When Does a Behavior Become a Disease?

There are plenty of behaviors which are bad for one’s health. Smoking and not getting enough exercise are two things which quickly come to mind. Binge eating. But are these disorders, or is it that their consequences can lead to disorders?

Is it that we create diseases to fit the profitable (and dangerous) cures? If binging is a disease, then so is anything done to excess. Recently binge eating, officially recognized as its own disorder in 2013 by the American Psychiatric Association, has received attention for a media campaign promoting the amphetamine Vyvanse to treat it. Retired tennis player Monica Seles has been hired by pharmaceutical company Shire as a paid spokesperson, appearing on talk shows from “Good Morning America” to “The Dr. Oz Show” to share her personal struggle with binge eating. And to plug Vyvanse.

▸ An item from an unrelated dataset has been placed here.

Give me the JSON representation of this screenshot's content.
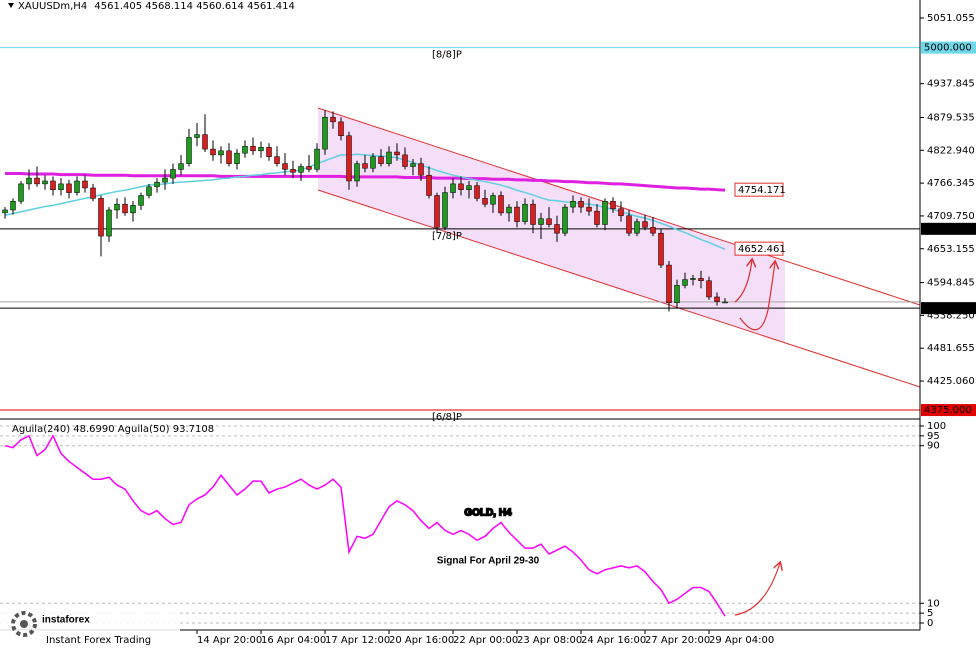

One prominent eating-disorder specialist said that although Vyvanse showed promise, other treatments, like talk therapy, had more research behind them. And the use of Vyvanse is worrisome, with its classification by the federal government as having a high potential for abuse. In fact for decades, amphetamines, which suppress the appetite, were widely abused as a treatment for obesity.

“Once a pharmaceutical company gets permission to advertise for it, it can often become quite widely prescribed, and even tend to be overprescribed, and that’s a worry,” said Dr. B. Timothy Walsh, professor of psychiatry at the New York State Psychiatric Institute at Columbia University.